2 responses to “EnergyFLA UPDATE: Answering Your Questions About Energy FLA

  1. John H

    Your answers are pretty much on the mark, but let me add to some as I have been working in the GOM for 28 years.

    Q: Will drilling hurt the sea life? (Michael S.) …Just look at the deepsea sport fisherman off the LA and TX coasts. It adds millions of dollars to the economy, not only to the local businesses but think of the boats & fishing tackle that are manufactured elsewhere. Having worked on the water, I can teel you the rigs and platforms create a habitat for sealife.
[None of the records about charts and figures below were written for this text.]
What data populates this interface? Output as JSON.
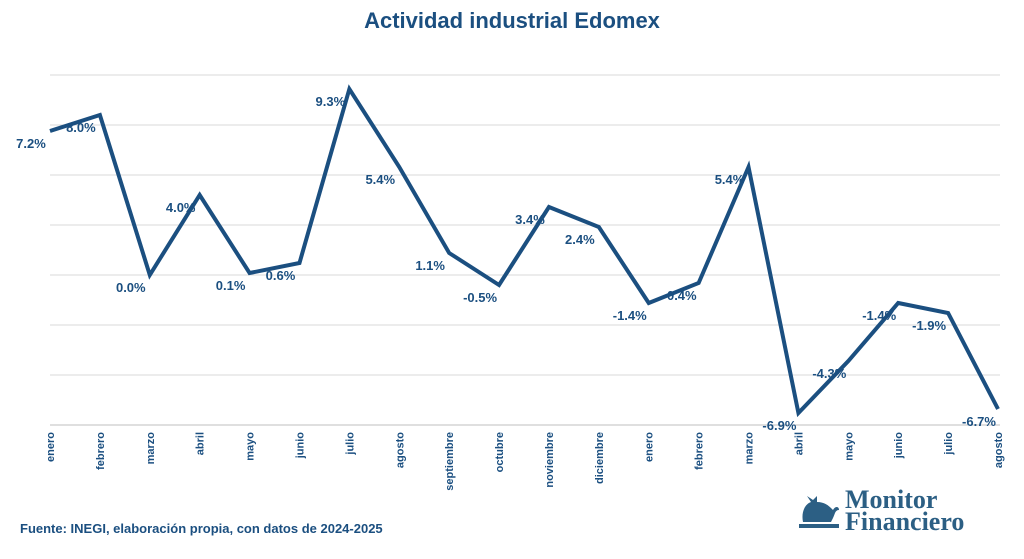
{
  "chart_data": {
    "type": "line",
    "title": "Actividad industrial Edomex",
    "categories": [
      "enero",
      "febrero",
      "marzo",
      "abril",
      "mayo",
      "junio",
      "julio",
      "agosto",
      "septiembre",
      "octubre",
      "noviembre",
      "diciembre",
      "enero",
      "febrero",
      "marzo",
      "abril",
      "mayo",
      "junio",
      "julio",
      "agosto"
    ],
    "values": [
      7.2,
      8.0,
      0.0,
      4.0,
      0.1,
      0.6,
      9.3,
      5.4,
      1.1,
      -0.5,
      3.4,
      2.4,
      -1.4,
      -0.4,
      5.4,
      -6.9,
      -4.3,
      -1.4,
      -1.9,
      -6.7
    ],
    "labels": [
      "7.2%",
      "8.0%",
      "0.0%",
      "4.0%",
      "0.1%",
      "0.6%",
      "9.3%",
      "5.4%",
      "1.1%",
      "-0.5%",
      "3.4%",
      "2.4%",
      "-1.4%",
      "-0.4%",
      "5.4%",
      "-6.9%",
      "-4.3%",
      "-1.4%",
      "-1.9%",
      "-6.7%"
    ],
    "ylim": [
      -7.5,
      10
    ],
    "grid": true,
    "legend": "none",
    "line_color": "#1b4f80",
    "xlabel": "",
    "ylabel": ""
  },
  "source": "Fuente: INEGI, elaboración propia, con datos de 2024-2025",
  "logo": {
    "line1": "Monitor",
    "line2": "Financiero"
  }
}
I have seen barracudas that I would swear are 10 to 12 feet long…where there are fish that big, there have to be smaller fish for them to eat.

    Q: How many jobs will this project create? (Matt T.) … These are good paying jobs. You’re looking at $50k per year for galley help and it goes up from there.

    The biggest downside is the time one spends at work in a rig which for me is two weeks at a time. But, the greatest up side???? is the 2 weeks I spend at home.

    Yes, it is potentially a dangerous place to work whether it be on a rig, platform, or workboat but safety (and envirnomental) related training is an ongoing thing.

    • Thanks for building on my answers, John! I appreciate the help. People need to hear it from the people who know best, which would be people like you who have job experience.

      Thanks for stopping by and commenting, hope to see you again!